世界初の超高剛性2軸延伸ポリプロピレンシートの開発に成功:材料技術
エフピコは、世界初の技術となる賦形性に優れた150〜300μmの超高剛性2軸延伸ポリプロピレンシートとこのシートを熱融着した1〜3mmの厚さの積層OPPシートの開発に成功したと発表した。
エフピコは2024年4月30日、世界初の技術となる賦形性に優れた150〜300μmの超高剛性2軸延伸ポリプロピレンシート(以下、新OPPシート)とこのシートを熱融着した1〜3mmの厚さの積層OPPシート(以下、新OPP積層シート)の開発に成功したと発表した。同社の調べによれば、こういった新OPPシートの開発に成功したのは同社が世界初だという。
今後同社は、これらの技術と製品を活用し食品容器の開発を行う他、モビリティ、住設関連など幅広い用途への展開を目指す。なお、一般的に2軸延伸PPフィルムは主に食品用軟包装資材用途として厚さ30〜50μmで使用されている。
2027年に新OPPシートの生産開始予定
同社は、賦形性を保持する2軸延伸プラスチックシート製造の独自技術をベースに、2軸延伸ポリエチレンテレフタレートシート(OPET)の製造と成形品の開発に2012年に世界で初めて成功した(同社調べ)。このOPETの開発で培ったノウハウとPETリサイクル技術を組み合わせて、透明性と耐熱性に優れたエコOPETも販売している。
今回、同社はこの2軸延伸技術をさらに発展させた新OPPシートの開発に成功した。新OPPシートは、150〜300μmの厚さに対応し、透明性、耐熱性、耐寒性、耐油性に優れている。極低温から高温まで幅広い温度域で高い剛性と耐衝撃性も発現する。これらの特徴を生かして、これまでにない食品容器の開発が可能となることに加え、さまざまな産業で使える可能性がある。
例えば、射出成形品に新OPPシートを貼り合わせることで、射出成形品自体の強度を向上し、結果としてプラスチック使用量の削減や成形品の軽量化に貢献する。また、従来のPPシートよりも高い透明性が得られることから、印刷による加飾が可能となり、塗装工程の省略にも貢献できる。
同社は新OPPシートを熱融着し1〜3mm程度の積層シートにする技術の開発にも成功している。この新OPP積層シートは、高い剛性と耐衝撃性、高靱性を有し、従来のPPシートより高い透明性を保持していることから加飾性に優れる。

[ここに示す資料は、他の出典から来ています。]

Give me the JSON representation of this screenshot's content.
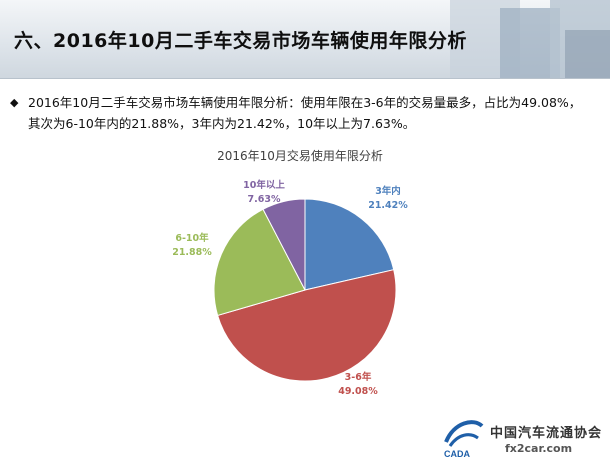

アルミ並みの線膨張係数も持っており、鉄鋼板、アルミ鋼板、繊維強化プラスチック(FRP)、ポリカーボネートシート、C炭素繊維複合材料(FRP)の一部代替品として使える。これにより、モビリティや住設関連などの幅広い分野で応用できる可能性がある。
新OPPシートと新OPP積層シートは、リサイクルしやすいPPが主素材なため、塗装工程を省くことで揮発性有機化合物(VOC)規制にも対応できる。
両製品に関しては既に、自動車や住設、太陽電池、物流資材などの幅広い産業分野で評価されており、こういった状況を踏まえて、同社は2027年にこの新OPPシートの生産開始を目指して新工場の設計を進めている。